# R.I.P. the Great Robin Williams..



## Traveler (Aug 11, 2014)

Died today at the age of 63. Cause of death was suicide. I'll miss his comedy


----------



## DoctorApocalypse (Aug 11, 2014)

He was a big part of my childhood, so many awesome movies, and I also will miss him greatly.


----------



## Thorne (Aug 11, 2014)

Just found out. Totally floored me. I am in shock.


----------



## crow jane (Aug 11, 2014)

There you are, Peter


----------



## Tude (Aug 11, 2014)

Sad day


----------



## professorjpj (Aug 12, 2014)

The LAST time I cried for a celebrity death was 1982! The GREAT and funniest man of all time died! John Belushi! As irony would have it, Robin Williams was one of the last people to see John alive(aside from his killer, Kathy).. And now, all these years later, Robin is worth some tears as well..
ALso I was VERY upset recently when Harold Ramis died!! A ghostbuster! Now WHO are we gonna call?


----------



## Traveler (Aug 12, 2014)

I feel like watching a bunch of Robin Williams movies.


----------



## professorjpj (Aug 12, 2014)

A friend I never had the honor of meeting.. the earth is a lesser place now..


----------



## Matt Derrick (Aug 12, 2014)

merged the two threads. man, yeah, some surprising shit. i was starting to think this guy would live forever.


----------



## randef (Aug 12, 2014)

I'm glad he suicided, even second attempt I hear. such a hack (as an actor). his pre-90s, non-impressions were golden though.


----------



## Matt Derrick (Aug 13, 2014)

randef said:


> I'm glad he suicided, even second attempt I hear.

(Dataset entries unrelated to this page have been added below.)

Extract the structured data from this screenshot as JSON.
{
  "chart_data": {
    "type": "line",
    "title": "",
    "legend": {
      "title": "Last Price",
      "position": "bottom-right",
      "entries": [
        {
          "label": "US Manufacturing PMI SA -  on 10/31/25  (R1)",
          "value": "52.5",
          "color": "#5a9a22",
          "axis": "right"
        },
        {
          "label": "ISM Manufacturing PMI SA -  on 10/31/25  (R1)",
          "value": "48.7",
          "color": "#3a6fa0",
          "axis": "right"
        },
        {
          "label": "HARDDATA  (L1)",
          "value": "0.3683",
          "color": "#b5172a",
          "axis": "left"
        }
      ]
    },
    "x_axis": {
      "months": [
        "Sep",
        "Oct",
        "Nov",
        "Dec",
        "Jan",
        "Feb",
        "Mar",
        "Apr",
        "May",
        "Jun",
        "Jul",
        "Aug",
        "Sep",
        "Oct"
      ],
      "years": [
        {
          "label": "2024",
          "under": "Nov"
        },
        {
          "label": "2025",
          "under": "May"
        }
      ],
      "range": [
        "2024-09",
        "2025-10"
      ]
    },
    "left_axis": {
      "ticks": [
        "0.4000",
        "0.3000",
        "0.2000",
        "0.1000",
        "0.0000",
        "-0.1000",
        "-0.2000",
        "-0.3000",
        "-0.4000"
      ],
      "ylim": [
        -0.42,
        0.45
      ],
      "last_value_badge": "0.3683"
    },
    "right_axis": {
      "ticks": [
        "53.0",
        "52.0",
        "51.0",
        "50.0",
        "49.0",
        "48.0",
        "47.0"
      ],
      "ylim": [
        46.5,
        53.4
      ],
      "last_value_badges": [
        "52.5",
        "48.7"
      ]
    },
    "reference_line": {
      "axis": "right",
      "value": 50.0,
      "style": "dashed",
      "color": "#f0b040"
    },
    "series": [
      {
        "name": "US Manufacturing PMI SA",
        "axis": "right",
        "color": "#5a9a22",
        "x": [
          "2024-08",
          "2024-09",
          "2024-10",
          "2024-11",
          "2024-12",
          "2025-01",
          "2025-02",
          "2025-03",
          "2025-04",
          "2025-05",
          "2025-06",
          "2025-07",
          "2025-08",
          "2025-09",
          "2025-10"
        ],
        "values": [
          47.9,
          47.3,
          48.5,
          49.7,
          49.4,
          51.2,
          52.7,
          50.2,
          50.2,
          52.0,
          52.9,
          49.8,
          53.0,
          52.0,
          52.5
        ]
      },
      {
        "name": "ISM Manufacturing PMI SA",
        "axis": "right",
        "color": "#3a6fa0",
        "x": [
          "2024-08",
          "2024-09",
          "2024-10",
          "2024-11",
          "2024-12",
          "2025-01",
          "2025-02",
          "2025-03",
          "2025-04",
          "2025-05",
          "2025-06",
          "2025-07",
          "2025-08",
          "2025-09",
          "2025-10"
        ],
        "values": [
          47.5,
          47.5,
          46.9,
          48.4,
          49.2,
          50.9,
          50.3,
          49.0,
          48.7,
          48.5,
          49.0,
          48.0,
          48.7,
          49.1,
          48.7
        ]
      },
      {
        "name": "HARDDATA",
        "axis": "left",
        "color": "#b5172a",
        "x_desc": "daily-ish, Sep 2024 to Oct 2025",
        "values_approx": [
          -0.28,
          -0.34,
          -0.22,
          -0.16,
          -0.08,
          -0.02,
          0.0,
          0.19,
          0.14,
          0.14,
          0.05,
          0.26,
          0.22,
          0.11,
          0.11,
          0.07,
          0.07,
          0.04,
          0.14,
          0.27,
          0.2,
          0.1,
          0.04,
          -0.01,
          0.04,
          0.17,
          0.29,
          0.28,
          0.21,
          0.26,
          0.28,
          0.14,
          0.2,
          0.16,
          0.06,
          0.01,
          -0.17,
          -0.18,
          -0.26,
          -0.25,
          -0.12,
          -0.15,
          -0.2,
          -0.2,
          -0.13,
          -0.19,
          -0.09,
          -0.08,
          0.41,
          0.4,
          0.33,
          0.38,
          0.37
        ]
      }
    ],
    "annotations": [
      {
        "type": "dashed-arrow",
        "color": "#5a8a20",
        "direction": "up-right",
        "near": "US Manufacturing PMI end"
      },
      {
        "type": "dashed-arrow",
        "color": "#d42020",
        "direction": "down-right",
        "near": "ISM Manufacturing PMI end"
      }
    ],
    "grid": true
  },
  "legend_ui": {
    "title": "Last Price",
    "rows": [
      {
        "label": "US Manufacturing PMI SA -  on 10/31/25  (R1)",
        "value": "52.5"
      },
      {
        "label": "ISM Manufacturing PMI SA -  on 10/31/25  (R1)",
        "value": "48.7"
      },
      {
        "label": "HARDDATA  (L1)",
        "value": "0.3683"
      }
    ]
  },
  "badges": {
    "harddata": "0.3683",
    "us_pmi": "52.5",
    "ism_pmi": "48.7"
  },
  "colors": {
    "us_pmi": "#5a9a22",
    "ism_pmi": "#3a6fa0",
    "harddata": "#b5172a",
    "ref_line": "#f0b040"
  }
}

You're an asshole. And when you've "suicided" we'll all breathe a collective sigh of relief. Moron.


----------



## Cree (Aug 13, 2014)

Randef


You are the walking reason for birth control.


----------



## eske silver (Aug 23, 2014)

randef said:


> Wah wah wah Blah blah blah whine whine whine me me me boobs, tits, dongs, wangers. I eat my own fart stickers, tiddledeehee!



What is the fucking point of you?


----------



## randef (Aug 23, 2014)

eske karl said:


> What is the fucking point of you? (no inserted petty ad hominems btw)


our opinion of some guy conflicts. realize subjectivity and eat a xanax .


----------



## Matt Derrick (Aug 24, 2014)

randef said:


> our opinion of some guy conflicts. realize subjectivity and eat a xanax .



realize you're a prick and eat a ban hammer.


----------



## Traveler (Aug 24, 2014)

*rimshot*


----------



## Cree (Aug 25, 2014)

game,,,set......


----------



## wrkrsunite (Sep 11, 2014)

Matt obviously this guy was a complete idiot with terrible taste but i can't help but wonder if banning him for this wasn't a bit of an overreaction ( if this is all he did). Ive always thought you used good reserved judgement in banning fools and obviously its your site but if you go to banning every crusty kid who has some idiotic shit to say you may be cutting off your nose to spite your website. Plus I wanted to flame the fucker some more. Just wondering?


----------



## professorjpj (Sep 11, 2014)

wrkrsunite said:


> Matt obviously this guy was a complete idiot with terrible taste but i can't help but wonder if banning him for this wasn't a bit of an overreaction ( if this is all he did). Ive always thought you used good reserved judgement in banning fools and obviously its your site but if you go to banning every crusty kid who has some idiotic shit to say you may be cutting off your nose to spite your website. Plus I wanted to flame the fucker some more. Just wondering?


 Eventually, we ALWAYS get what we deserve!! That's my personal belief.. If someones a REAL douchebag, I said they are definitely banworthy!! Good riddance to bad rubbish


----------



## Kim Chee (Sep 11, 2014)

I'm in the "ostracize, abuse, torture and laugh at him before banning crowd."

I feel sad for anybody who is feeling so much pain that they consider suicide an option.


----------



## professorjpj (Sep 11, 2014)

mmmmmmmichael said:


> I'm in the "ostracize, abuse, torture and laugh at him before banning crowd."
> 
> I feel sad for anybody who is feeling so much pain that they consider suicide an option.


 Unfortunately, I have to admit, I've always considered it an "option", however, I probably wouldn't actually do it.. Since I was 17, I've had no really good reason to live or even exist.. However, I have learned that death comes on its own SOON ENOUGH, and therefore, no reason for me to speed up the process... SO I merely exist for the "little" things in the time I have left.. A cup of coffee, ice cream, fun carnival rides, etc... Those are my ONLY reasons for existing, period..


----------